Las redes sociales siempre traen algo que no dejan de sorprendernos, y lo último está puesto en la higiene personal y en su interferencia a la hora de ligar con otras personas. Esto es lo que se llama "pheromone maxxing" y este concepto lo que plantea es la necesidad de dejar de ducharse, abandonar el desodorante y dejar que nuestro sudor haga el trabajo de atraer a una posible pareja a través de nuestras irresistibles feromonas.
Esta es una idea que ha sido recientemente abordada por The Conversation, donde se hacen la pregunta sobre si tiene algún apoyo científico el hecho de que no ducharse aumenta la cantidad de feromonas y atraerá a mucha gente. Y la realidad es que no hay pruebas al respecto de esto, quedando este fenómeno como un movimiento que ha nacido en redes sociales 'porque si'.
Las feromonas. Cuando pensamos en este término, automáticamente nos vamos hacia el mundo de los animales. Y es que en la naturaleza una feromona no es más que una señal química que provoca una respuesta fija, automática y estereotipada en todos los miembros de una especie, como ocurre en las polillas.
Pero... ¿Esto lo tenemos los humanos? Y la respuesta es que no. Si concretamos un poco más, nos encontramos dentro de la evidencia fisiológica con que el órgano vomeronasal humano, que es la estructura que en otros animales detecta esta señal, no es funcional en adultos. Es un remanente anatómico que no está conectado de forma operativa a nuestro cerebro.
Algo parecido. Si queremos tener algo similar en nuestro cuerpo, hay algunos candidatos, como por ejemplo el estratetraenol. Pero estos no tienen un efecto en nuestro comportamiento significativo, y está muy alejado de las respuestas casi automáticas de atracción sexual que promete internet.
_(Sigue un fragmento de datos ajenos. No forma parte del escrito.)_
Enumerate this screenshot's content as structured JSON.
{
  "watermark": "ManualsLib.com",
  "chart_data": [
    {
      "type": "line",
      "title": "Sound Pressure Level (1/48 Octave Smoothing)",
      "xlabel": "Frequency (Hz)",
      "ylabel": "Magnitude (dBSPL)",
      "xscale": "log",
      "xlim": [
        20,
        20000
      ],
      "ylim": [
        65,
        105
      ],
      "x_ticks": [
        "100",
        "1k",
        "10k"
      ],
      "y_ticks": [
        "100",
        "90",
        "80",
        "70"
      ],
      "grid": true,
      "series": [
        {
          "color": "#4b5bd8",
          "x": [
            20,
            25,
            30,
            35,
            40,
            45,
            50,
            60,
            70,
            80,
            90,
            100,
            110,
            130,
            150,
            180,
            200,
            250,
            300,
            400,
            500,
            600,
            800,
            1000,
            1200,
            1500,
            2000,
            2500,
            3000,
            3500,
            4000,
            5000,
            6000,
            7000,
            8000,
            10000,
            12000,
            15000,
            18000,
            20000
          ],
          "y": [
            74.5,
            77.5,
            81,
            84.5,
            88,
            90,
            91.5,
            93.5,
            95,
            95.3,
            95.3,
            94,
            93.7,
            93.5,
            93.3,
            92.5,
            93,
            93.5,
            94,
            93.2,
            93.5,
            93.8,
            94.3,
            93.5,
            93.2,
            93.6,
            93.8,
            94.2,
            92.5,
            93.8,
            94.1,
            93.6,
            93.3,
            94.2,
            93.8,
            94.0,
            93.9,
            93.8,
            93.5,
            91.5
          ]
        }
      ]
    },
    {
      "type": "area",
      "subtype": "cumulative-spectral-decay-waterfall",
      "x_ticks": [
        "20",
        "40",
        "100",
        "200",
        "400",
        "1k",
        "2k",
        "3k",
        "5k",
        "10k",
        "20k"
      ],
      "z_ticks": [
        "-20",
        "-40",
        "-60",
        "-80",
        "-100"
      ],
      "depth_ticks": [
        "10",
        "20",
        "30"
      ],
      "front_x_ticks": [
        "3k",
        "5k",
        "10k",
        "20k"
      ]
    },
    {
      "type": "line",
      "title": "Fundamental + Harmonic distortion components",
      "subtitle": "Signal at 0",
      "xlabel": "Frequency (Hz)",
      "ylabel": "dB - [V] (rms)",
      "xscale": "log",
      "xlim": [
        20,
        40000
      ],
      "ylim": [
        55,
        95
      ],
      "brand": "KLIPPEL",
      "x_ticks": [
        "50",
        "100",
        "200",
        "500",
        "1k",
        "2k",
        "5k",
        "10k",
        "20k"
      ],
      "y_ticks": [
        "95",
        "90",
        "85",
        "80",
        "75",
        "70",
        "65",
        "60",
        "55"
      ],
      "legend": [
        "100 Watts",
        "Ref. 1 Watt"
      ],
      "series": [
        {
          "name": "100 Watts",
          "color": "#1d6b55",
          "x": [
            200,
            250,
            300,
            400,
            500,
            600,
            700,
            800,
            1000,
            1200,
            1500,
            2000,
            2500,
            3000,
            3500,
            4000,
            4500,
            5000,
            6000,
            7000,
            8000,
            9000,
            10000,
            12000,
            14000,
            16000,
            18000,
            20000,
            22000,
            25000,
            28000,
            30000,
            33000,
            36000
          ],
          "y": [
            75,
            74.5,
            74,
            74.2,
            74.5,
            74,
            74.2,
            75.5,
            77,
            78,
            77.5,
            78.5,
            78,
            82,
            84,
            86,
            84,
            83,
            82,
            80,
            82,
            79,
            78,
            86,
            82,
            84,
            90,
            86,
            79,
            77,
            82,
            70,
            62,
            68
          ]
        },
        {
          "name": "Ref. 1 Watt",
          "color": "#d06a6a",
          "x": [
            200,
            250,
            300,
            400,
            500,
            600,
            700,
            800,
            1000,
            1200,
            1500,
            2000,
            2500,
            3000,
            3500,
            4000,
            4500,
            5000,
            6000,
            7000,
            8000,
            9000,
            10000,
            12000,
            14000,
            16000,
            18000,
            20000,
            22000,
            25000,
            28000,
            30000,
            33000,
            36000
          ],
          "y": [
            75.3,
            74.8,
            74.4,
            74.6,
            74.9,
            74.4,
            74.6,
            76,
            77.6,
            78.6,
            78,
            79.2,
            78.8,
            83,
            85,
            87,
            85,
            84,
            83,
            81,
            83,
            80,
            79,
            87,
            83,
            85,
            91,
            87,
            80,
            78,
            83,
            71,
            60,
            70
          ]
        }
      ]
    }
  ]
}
Las camisetas sudadas. Si no hay ninguna evidencia científica que respalde el efecto de las 'feromonas' humanas, la pregunta es prácticamente obligatoria: ¿de dónde sale esta creencia de que el sudor atrae a terceras personas? Pues la culpa la tiene un experimento de los años 90 donde se pidió a un grupo de mujeres que oliera camisetas usadas durante varios días por hombres.
Aquí se descubrió que las mujeres preferían el olor de aquellos hombres que contaban con un MHC diferente al suyo. Esto quiere decir que a las mujeres les atraía el olor de las personas que contaban con un sistema inmune "distinto" al nuestro para garantizar una descendencia más resistente. Sin embargo, con el paso del tiempo se vio que estos estudios tenían muestras pequeñas, con métodos muy limitantes y, sobre todo, medían una "preferencia de olor" indirecta en un laboratorio, no la elección de pareja en el mundo real.
El golpe de gracia. Para poder desmentir este fenómeno, nos tenemos que fijar en un estudio publicado en 2020, donde los investigadores integraron muchas fuentes para enfatizar que no hay un efecto significativo en la satisfacción de la relación cuando se busca una complementariedad a través del olfato y el sudor.
El problema es que durante décadas los estudios encontraban un vínculo exótico entre genes y olor que se usaba para publicar rápidamente, aunque en realidad no había nada de fondo.
El jabón sigue siendo lo mejor. En definitiva, al cruzar toda la literatura científica disponible, la imagen que nos encontramos es que dejar de ducharse no te convierte en un imán biológico. De esta manera, no hay demostración de una feromona sexual humana infalible que permita crear un vínculo perfecto o que alguien literalmente se "derrita" por tus huesos. De hecho, lo que si se sabe es que el mal olor asociado al sudor acumulado si que puede resultar muy aversivo y no atractivo para muchas personas.